In summary, GRASP55 and GRASP65 function together to organize the Golgi architecture and thereby ensure a proper flux of protein trafficking as well as accurate glycosylation and processing.

GRASP65 plays more specific roles in cell migration and apoptosis

Emerging evidences have revealed additional functions that are more specific to GRASP65, such as Golgi reorientation during cell migration and its breakdown in apoptosis.

GRASP65 is more essential for cell attachment and migration than GRASP55

Comparative studies indicate that depletion of GRASP65 results in more dramatic defects on cell attachment and migration than GRASP55 [68]. During directed cell migration of some cell types, temporal Golgi disassembly is required for the orientation of the Golgi toward the leading edge. This rearrangement is needed for the polarized transport of vesicles that provide new membranes to the leading edge. In this process, ERK-mediated GRASP65 phosphorylation at S277 leads to the disassembly of GRASP65 oligomers and causes at least partial Golgi cisternal unstacking [69]. Expression of a GRASP65 phosphorylation-deficient mutant prevents Golgi orientation to the leading edge, indicating that Golgi remodeling through GRASP65 phosphorylation is critical for the establishment of cell polarity in migrating cells [69].

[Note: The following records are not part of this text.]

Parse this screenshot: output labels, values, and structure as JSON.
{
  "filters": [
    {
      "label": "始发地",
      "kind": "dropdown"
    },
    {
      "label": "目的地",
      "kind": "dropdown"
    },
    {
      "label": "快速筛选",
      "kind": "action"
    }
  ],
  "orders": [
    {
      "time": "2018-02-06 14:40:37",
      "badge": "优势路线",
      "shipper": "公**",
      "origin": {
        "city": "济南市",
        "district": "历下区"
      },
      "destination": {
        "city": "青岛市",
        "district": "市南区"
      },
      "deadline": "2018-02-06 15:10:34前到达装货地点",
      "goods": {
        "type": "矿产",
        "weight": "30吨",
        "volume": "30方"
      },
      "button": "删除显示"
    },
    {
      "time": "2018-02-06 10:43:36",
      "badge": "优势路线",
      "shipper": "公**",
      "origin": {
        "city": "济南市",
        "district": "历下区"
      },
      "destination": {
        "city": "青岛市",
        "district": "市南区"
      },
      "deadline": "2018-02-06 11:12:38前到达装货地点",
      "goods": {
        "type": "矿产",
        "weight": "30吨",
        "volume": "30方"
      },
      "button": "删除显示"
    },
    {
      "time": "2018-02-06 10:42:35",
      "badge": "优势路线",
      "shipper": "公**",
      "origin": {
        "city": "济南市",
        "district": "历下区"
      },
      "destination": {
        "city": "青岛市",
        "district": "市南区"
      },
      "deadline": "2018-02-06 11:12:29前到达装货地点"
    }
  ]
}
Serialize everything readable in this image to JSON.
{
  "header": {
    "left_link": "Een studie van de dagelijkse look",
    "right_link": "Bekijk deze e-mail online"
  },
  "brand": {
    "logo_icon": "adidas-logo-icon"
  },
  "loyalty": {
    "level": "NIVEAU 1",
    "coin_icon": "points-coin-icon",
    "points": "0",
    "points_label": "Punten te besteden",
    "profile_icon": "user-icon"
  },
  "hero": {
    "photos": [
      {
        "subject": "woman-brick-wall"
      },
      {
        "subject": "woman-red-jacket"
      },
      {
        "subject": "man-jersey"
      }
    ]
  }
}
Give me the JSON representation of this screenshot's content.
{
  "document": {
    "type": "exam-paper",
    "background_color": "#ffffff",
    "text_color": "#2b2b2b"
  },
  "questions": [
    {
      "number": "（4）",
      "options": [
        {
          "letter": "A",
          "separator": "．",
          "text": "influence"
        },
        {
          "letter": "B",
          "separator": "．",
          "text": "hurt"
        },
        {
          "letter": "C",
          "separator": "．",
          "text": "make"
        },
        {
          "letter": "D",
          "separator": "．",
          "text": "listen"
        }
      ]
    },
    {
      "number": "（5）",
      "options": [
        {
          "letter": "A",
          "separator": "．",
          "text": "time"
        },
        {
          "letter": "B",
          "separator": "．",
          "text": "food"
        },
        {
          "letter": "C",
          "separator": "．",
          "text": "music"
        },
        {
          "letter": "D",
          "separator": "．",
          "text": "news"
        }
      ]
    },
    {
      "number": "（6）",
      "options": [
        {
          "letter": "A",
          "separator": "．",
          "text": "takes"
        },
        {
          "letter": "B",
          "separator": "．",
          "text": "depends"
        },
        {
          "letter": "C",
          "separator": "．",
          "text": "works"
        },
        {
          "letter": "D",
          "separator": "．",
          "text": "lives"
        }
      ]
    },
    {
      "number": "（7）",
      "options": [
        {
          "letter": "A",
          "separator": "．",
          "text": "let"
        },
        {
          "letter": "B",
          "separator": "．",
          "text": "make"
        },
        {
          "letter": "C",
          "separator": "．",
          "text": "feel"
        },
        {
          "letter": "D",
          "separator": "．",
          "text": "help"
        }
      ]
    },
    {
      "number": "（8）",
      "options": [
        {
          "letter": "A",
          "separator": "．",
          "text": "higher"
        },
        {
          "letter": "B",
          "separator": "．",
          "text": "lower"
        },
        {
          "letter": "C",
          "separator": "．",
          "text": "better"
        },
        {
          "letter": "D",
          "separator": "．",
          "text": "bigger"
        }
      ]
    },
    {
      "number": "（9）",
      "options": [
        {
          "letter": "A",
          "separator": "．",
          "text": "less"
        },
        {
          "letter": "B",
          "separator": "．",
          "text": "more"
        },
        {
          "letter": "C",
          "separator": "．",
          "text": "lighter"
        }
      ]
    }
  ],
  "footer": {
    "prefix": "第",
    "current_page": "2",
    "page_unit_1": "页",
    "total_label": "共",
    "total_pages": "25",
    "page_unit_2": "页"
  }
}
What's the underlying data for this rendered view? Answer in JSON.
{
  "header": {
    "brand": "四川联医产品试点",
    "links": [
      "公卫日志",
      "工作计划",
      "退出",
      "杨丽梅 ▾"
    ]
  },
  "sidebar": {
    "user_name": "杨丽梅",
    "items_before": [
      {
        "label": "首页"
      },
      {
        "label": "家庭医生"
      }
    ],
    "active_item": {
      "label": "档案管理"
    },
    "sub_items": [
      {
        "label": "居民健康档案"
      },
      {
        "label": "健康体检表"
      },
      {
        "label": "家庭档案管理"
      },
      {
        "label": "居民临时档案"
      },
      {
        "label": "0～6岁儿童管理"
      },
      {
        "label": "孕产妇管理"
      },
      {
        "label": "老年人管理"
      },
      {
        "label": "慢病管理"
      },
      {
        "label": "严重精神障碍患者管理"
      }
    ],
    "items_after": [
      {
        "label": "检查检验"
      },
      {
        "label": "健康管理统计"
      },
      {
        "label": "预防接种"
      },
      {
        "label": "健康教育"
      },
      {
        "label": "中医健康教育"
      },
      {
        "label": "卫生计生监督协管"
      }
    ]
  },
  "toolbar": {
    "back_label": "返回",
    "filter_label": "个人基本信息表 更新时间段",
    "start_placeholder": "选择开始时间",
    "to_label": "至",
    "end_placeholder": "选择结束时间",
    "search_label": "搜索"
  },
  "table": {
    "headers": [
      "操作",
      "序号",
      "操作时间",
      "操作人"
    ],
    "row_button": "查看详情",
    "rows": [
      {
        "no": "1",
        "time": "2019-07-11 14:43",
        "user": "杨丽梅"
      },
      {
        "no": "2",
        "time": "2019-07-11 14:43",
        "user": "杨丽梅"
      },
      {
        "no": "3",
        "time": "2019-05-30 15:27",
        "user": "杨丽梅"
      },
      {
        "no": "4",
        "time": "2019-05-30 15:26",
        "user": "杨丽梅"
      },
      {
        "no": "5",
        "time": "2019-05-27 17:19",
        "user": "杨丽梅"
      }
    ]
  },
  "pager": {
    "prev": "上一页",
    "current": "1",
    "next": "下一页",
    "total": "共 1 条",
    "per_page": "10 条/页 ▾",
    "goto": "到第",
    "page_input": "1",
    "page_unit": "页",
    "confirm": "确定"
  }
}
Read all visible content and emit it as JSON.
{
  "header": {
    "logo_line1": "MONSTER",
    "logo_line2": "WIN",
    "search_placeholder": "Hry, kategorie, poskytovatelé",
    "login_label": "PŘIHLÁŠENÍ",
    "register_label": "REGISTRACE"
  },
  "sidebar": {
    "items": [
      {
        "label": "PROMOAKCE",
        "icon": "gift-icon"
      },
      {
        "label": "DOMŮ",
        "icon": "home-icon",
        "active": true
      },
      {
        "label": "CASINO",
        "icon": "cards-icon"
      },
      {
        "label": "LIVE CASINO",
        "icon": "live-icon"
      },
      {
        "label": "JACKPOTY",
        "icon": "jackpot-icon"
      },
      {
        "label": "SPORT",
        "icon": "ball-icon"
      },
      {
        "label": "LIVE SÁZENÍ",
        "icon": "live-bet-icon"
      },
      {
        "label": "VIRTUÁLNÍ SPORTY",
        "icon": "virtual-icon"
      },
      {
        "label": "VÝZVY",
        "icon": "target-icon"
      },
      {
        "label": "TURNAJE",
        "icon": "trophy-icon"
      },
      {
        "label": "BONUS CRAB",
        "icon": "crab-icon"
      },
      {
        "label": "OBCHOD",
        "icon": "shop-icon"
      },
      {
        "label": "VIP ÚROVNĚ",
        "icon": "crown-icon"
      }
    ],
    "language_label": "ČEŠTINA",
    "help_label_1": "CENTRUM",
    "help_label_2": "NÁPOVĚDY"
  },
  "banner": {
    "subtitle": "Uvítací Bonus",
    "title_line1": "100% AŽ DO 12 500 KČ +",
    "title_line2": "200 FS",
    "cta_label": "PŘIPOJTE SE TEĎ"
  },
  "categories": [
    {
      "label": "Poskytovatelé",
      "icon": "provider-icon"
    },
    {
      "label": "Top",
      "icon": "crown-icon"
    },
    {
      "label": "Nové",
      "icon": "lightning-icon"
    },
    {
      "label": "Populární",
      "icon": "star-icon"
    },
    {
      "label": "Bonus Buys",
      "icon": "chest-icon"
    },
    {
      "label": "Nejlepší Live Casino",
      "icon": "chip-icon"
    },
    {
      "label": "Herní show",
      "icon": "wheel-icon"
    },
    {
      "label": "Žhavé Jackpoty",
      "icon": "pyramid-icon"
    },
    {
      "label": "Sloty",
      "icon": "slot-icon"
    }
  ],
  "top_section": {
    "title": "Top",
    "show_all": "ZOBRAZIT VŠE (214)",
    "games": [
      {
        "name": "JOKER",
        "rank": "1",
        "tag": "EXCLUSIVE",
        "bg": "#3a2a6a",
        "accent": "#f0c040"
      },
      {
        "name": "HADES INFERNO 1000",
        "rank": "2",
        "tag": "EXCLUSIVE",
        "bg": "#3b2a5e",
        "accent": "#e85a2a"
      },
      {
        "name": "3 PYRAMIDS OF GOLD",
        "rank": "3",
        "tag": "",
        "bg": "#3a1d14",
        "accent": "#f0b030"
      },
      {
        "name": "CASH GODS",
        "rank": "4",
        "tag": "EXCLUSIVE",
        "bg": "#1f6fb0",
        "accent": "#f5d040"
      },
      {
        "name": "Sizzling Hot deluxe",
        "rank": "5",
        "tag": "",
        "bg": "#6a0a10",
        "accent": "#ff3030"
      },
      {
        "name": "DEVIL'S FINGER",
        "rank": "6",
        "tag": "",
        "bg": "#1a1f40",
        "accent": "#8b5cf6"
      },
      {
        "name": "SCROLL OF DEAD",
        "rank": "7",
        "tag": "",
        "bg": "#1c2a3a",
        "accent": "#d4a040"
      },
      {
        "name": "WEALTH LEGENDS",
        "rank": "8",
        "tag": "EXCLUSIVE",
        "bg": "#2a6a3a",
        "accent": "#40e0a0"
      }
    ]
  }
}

GRASP65-specific roles in apoptosis

GRASP65 also appears to be a key target of caspases on the Golgi for its breakdown during apoptosis. GRASP65 cleavage in the C-terminus by caspase-3 is required for Golgi fragmentation in early apoptosis (Figure 2). The caspase-3 cleavage sites in GRASP65 are not conserved in GRASP55, and GRASP55 is not cleaved in apoptosis [70, 71]. Proteolytic cleavage of GRASP65 and other Golgi structural proteins by caspases provides the main driving force for apoptotic Golgi fragmentation. Accordingly, expression of a caspase-resistant GRASP65 mutant inhibits Golgi fragmentation and protects cells from Fas-mediated apoptosis [71], while overexpression of GRASP65 attenuates oxidized low-density lipoprotein-induced endothelial cell apoptosis [72]. Conversely, knockdown of GRASP65 increases Dihydromyricetin-induced ovarian cancer cell apoptosis [73].

In summary, GRASP65 but not GRASP55 plays essential roles in Golgi rearrangement during cell migration and apoptosis.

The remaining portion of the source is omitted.